Press Statement By Irene Chang：
SDMC’s reversal of decision to reopen most schools besides those in Covid 19 high risk areas without any proven facts and data that the situation is now under control, does not inspire confidence in the people of Sarawak. It raises the question among many parents if the state Education office have been pressured by their big boss in Putrajaya to toll the line. It also raises the question if SDMC really has the autonomy and the authority to make our own decisions based on the local situation in the State.
Everyone understands and is very concerned about the disruption of our children’s education caused by the pandemic. While some are happy and relieved with the reopening of schools, the majority of parents and even teachers are worried and concerned. In fact, there were hopes that the earlier date of 14th March would be further extended in the red zones if things does not improve by then. Most parents are now worried that the latest decision is indicative that all schools would be reopened on 15th March regardless of the pandemic situation.
SDMC should therefore clarify to the parents on this reversal of decision especially when Sarawak is still recording triple digits of positive cases every day. This number of cases is expected to continue to increase in Sibu due to high number of swab tests done through active tracing of close contact as revealed by Sibu Division Disaster Management Committee (SDDMC) coordinator Dr Annuar Rapaee.
Since SDMC had announced that the reversal of decision was made based on assessment by JKNS (State Health Department) and the Education Department, they should provide the parents with the data on the basis and the factors leading to this decision. The parents have the right to know these details, in particular, if the assessment include the fact that while children and younger persons may not suffer severely from Covid 19, they might become the source of severe infections to their elderly grandparents staying under the same roof. This would put further stress on our health system, especially in Sibu where it is already recording the highest mortality rate in the whole of Sarawak.
Data should also be provided to the parents on the numbers of students tested positive in Sarawak from March 2020 until now. It was revealed by the Health Director General in October last year that 2,145 pupils out of the total 23,804 cases (nearly 10%) were tested positive from February 2020 until October 2020. Parents would like to know if the situation in Sarawak for students is just as bad or not as bad.
While most parents understand that schools would need to reopen sooner or later, SDMC should be orderly and systematic in their approach. They should not rush into making decisions and waver in their decisions, once made, especially when the pandemic situation has not been stabilised and the majority of the people have not received the vaccination.
Certain ground work should first be done and carried out by SDMC, JKNS and the Education department before schools are allowed to reopen, especially in high-risk areas. Random samplings of the students from different backgrounds and areas should be carried out as thousands of school children come from various social backgrounds and it is impossible to trace their close contacts and movements before entering school.

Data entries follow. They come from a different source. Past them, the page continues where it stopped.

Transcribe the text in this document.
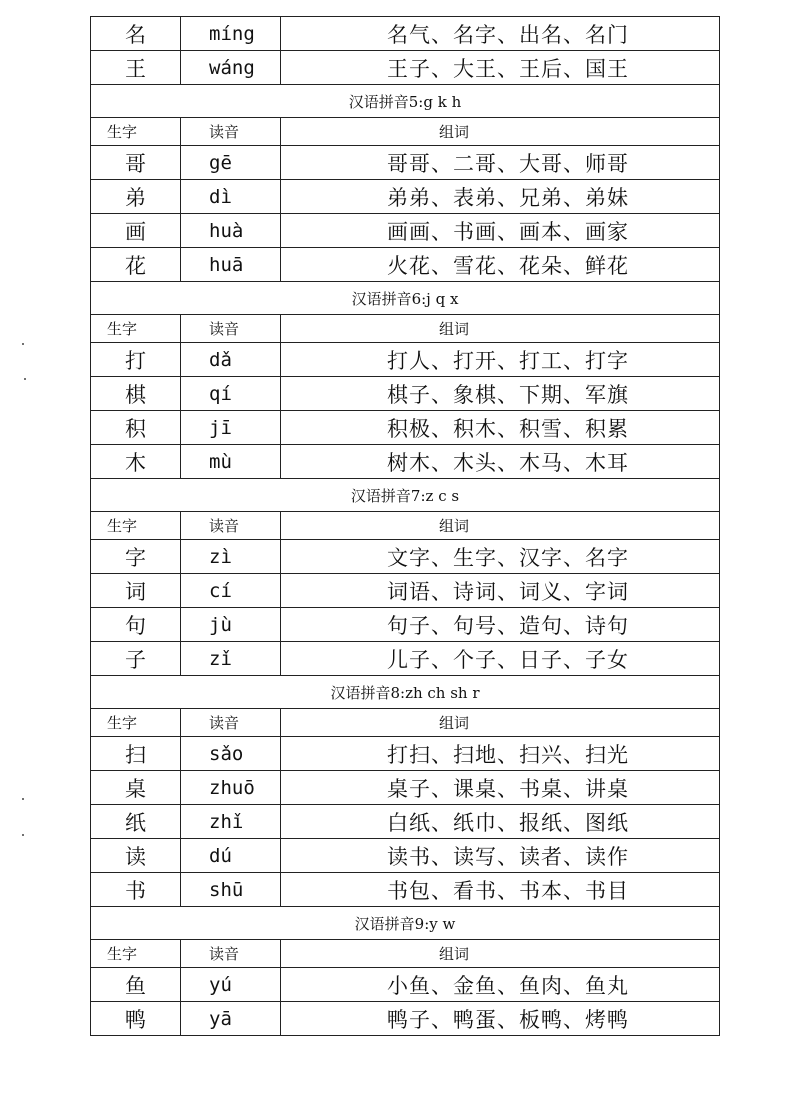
名	míng	名气、名字、出名、名门
王	wáng	王子、大王、王后、国王
汉语拼音5:g k h
生字	读音	组词
哥	gē	哥哥、二哥、大哥、师哥
弟	dì	弟弟、表弟、兄弟、弟妹
画	huà	画画、书画、画本、画家
花	huā	火花、雪花、花朵、鲜花
汉语拼音6:j q x
生字	读音	组词
打	dǎ	打人、打开、打工、打字
棋	qí	棋子、象棋、下期、军旗
积	jī	积极、积木、积雪、积累
木	mù	树木、木头、木马、木耳
汉语拼音7:z c s
生字	读音	组词
字	zì	文字、生字、汉字、名字
词	cí	词语、诗词、词义、字词
句	jù	句子、句号、造句、诗句
子	zǐ	儿子、个子、日子、子女
汉语拼音8:zh ch sh r
生字	读音	组词
扫	sǎo	打扫、扫地、扫兴、扫光
桌	zhuō	桌子、课桌、书桌、讲桌
纸	zhǐ	白纸、纸巾、报纸、图纸
读	dú	读书、读写、读者、读作
书	shū	书包、看书、书本、书目
汉语拼音9:y w
生字	读音	组词
鱼	yú	小鱼、金鱼、鱼肉、鱼丸
鸭	yā	鸭子、鸭蛋、板鸭、烤鸭
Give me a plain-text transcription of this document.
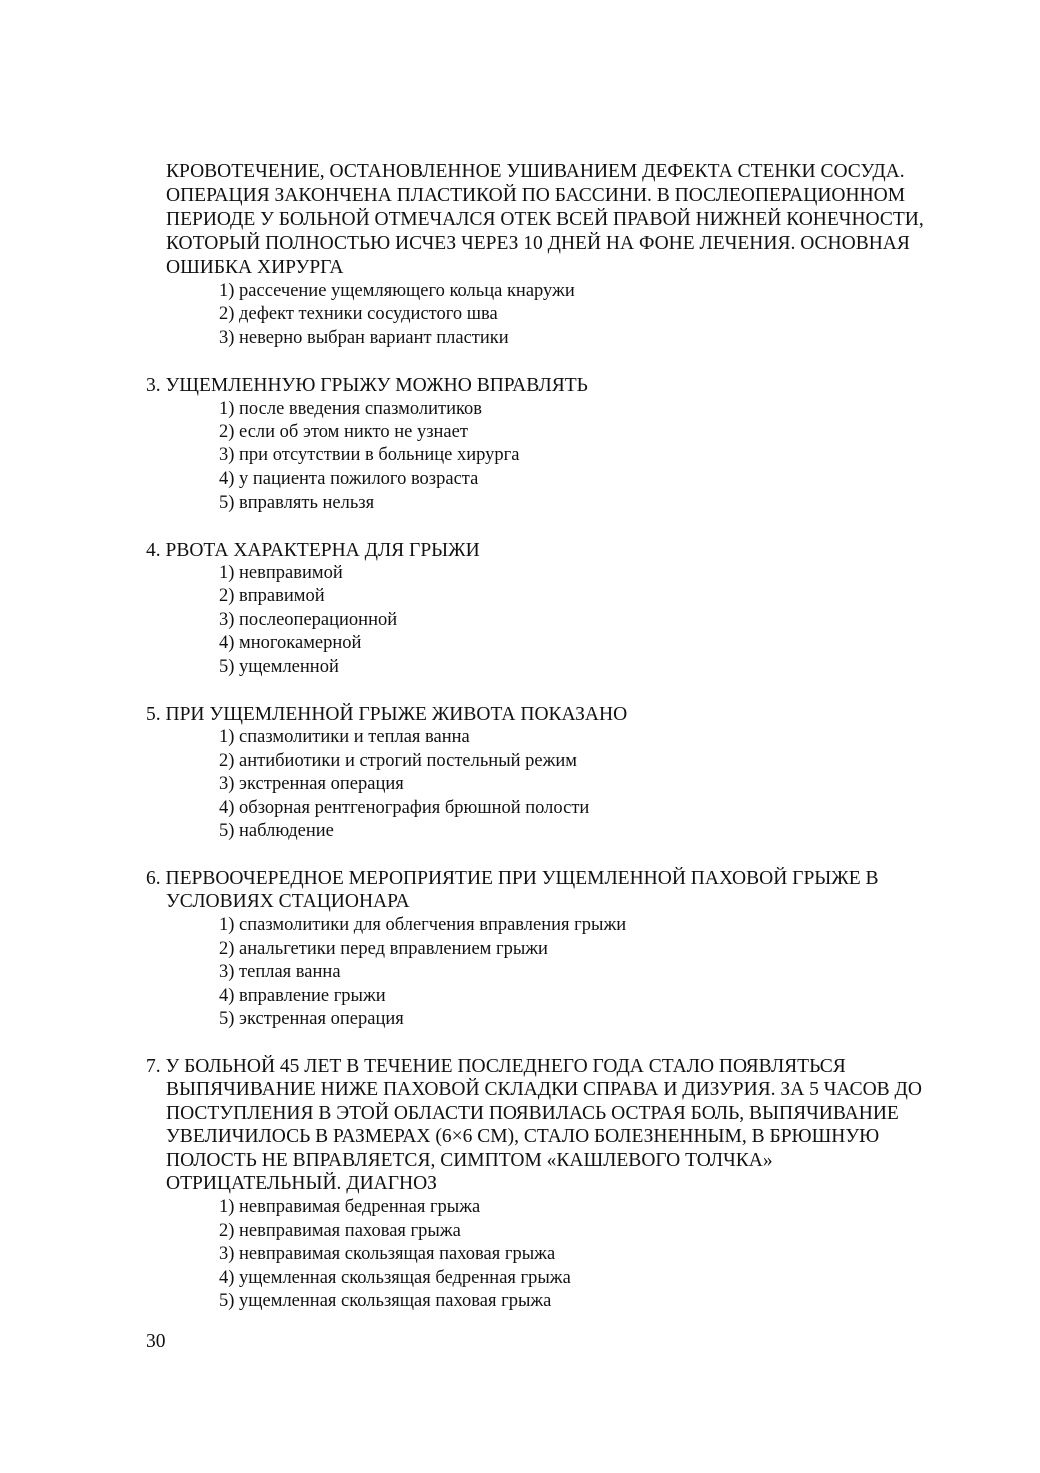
КРОВОТЕЧЕНИЕ, ОСТАНОВЛЕННОЕ УШИВАНИЕМ ДЕФЕКТА СТЕНКИ СОСУДА.
ОПЕРАЦИЯ ЗАКОНЧЕНА ПЛАСТИКОЙ ПО БАССИНИ. В ПОСЛЕОПЕРАЦИОННОМ
ПЕРИОДЕ У БОЛЬНОЙ ОТМЕЧАЛСЯ ОТЕК ВСЕЙ ПРАВОЙ НИЖНЕЙ КОНЕЧНОСТИ,
КОТОРЫЙ ПОЛНОСТЬЮ ИСЧЕЗ ЧЕРЕЗ 10 ДНЕЙ НА ФОНЕ ЛЕЧЕНИЯ. ОСНОВНАЯ
ОШИБКА ХИРУРГА
1) рассечение ущемляющего кольца кнаружи
2) дефект техники сосудистого шва
3) неверно выбран вариант пластики
3. УЩЕМЛЕННУЮ ГРЫЖУ МОЖНО ВПРАВЛЯТЬ
1) после введения спазмолитиков
2) если об этом никто не узнает
3) при отсутствии в больнице хирурга
4) у пациента пожилого возраста
5) вправлять нельзя
4. РВОТА ХАРАКТЕРНА ДЛЯ ГРЫЖИ
1) невправимой
2) вправимой
3) послеоперационной
4) многокамерной
5) ущемленной
5. ПРИ УЩЕМЛЕННОЙ ГРЫЖЕ ЖИВОТА ПОКАЗАНО
1) спазмолитики и теплая ванна
2) антибиотики и строгий постельный режим
3) экстренная операция
4) обзорная рентгенография брюшной полости
5) наблюдение
6. ПЕРВООЧЕРЕДНОЕ МЕРОПРИЯТИЕ ПРИ УЩЕМЛЕННОЙ ПАХОВОЙ ГРЫЖЕ В
УСЛОВИЯХ СТАЦИОНАРА
1) спазмолитики для облегчения вправления грыжи
2) анальгетики перед вправлением грыжи
3) теплая ванна
4) вправление грыжи
5) экстренная операция
7. У БОЛЬНОЙ 45 ЛЕТ В ТЕЧЕНИЕ ПОСЛЕДНЕГО ГОДА СТАЛО ПОЯВЛЯТЬСЯ
ВЫПЯЧИВАНИЕ НИЖЕ ПАХОВОЙ СКЛАДКИ СПРАВА И ДИЗУРИЯ. ЗА 5 ЧАСОВ ДО
ПОСТУПЛЕНИЯ В ЭТОЙ ОБЛАСТИ ПОЯВИЛАСЬ ОСТРАЯ БОЛЬ, ВЫПЯЧИВАНИЕ
УВЕЛИЧИЛОСЬ В РАЗМЕРАХ (6×6 СМ), СТАЛО БОЛЕЗНЕННЫМ, В БРЮШНУЮ
ПОЛОСТЬ НЕ ВПРАВЛЯЕТСЯ, СИМПТОМ «КАШЛЕВОГО ТОЛЧКА»
ОТРИЦАТЕЛЬНЫЙ. ДИАГНОЗ
1) невправимая бедренная грыжа
2) невправимая паховая грыжа
3) невправимая скользящая паховая грыжа
4) ущемленная скользящая бедренная грыжа
5) ущемленная скользящая паховая грыжа
30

This is to gauge the community transmission rates and to only allow reopening of the schools if it is very low or low.
SDMC should also consider the high number of teachers who travels daily from high risk areas to lower risk areas as in from Sibu to Selangau or Julau and the risk that these teachers are posing to the students in those areas. They should push for these teachers to be given priority to be vaccinated even if medically they do not belong to the high risk group.
All these and other groundwork need to be done first before SDMC can allow schools to be reopened. SDMC cannot afford to make another mistake as in the home quarantine policy and which have caused Sibu to become the epicentre of Covid 19 in Sarawak and the people to suffer with no end in sight.